Europe is a mixed bag, with Madrid and Berlin at opposite ends of the cycle. Betts reckons Berlin and Frankfurt are still declining, and predicts a 2% drop in German construction output this year. He also says Paris' figures deteriorated in 2002 and will drop even further in 2003, although he believes they will turn the corner in 2004. He observes that Stockholm's performance was disappointing last year because the high-tech sector declined and housing failed to live up to expectations, but he still reckons that Sweden is further along the road to recovery than its southern neighbours.

The USA is going through a tough period, beset by the knock-on effects of a recent recession and lingering fears of a double dip. New York weighs heavily on the country's economy, not just because of the terror attacks of 9/11 but also because Wall Street, the beating heart of the all-important financial sector, is at a low ebb. "The market is substantially down on 9/11," says Andrew Mann in G&T's New York office. "The economy dropped dramatically, and companies' downsizing staff brought a lot of space onto the market. There's been a 20% drop in construction prices in the past two years."

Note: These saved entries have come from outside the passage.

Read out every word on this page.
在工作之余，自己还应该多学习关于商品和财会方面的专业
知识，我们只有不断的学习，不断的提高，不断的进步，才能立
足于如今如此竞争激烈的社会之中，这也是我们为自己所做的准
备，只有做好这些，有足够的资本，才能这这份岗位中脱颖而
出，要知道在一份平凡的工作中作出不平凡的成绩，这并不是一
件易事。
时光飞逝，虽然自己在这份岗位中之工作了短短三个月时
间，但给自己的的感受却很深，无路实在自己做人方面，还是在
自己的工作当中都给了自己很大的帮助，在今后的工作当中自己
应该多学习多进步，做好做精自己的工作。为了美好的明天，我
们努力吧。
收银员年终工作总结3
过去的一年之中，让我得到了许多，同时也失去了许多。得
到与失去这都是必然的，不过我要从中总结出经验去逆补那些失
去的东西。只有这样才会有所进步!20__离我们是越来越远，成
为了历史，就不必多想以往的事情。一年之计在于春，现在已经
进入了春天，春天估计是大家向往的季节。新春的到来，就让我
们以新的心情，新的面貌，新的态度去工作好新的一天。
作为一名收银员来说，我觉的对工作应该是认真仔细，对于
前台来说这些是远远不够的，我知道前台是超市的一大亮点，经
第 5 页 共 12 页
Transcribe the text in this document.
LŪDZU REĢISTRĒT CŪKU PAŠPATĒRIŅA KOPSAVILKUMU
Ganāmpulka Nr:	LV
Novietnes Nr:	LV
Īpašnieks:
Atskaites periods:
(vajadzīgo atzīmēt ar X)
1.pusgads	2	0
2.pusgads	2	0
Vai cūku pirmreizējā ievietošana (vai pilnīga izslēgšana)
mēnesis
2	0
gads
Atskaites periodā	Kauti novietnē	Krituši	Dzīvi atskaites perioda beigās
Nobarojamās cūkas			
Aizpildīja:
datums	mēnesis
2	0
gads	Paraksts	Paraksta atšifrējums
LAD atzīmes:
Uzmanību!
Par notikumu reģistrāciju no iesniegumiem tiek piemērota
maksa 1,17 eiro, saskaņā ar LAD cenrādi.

But he adds that, for New York at least, there are better times around the corner. He says: "We've reached the bottom. New York has been hit harder than other parts of the country, but we feel the market will be coming back in late 2003."

So where does all this leave Britain? "Comparatively stable" is the stock answer from G&T's senior partner Roger Fidgen. He explains: "International conditions are unstable with turmoil in the Middle East, a weakening dollar and flat growth in Europe; compared with some of these uncertainties, the UK, although beset by a weakening investment market, seems comparatively stable." The spendthrift British public is keeping up demand for housing and retail developments, and the public sector is spending more and more on PFIs and urban regeneration. But Fidgen doesn't thank the government, which he says is wobbling on transport and infrastructure when it should be piling in to make up for years of underinvestment.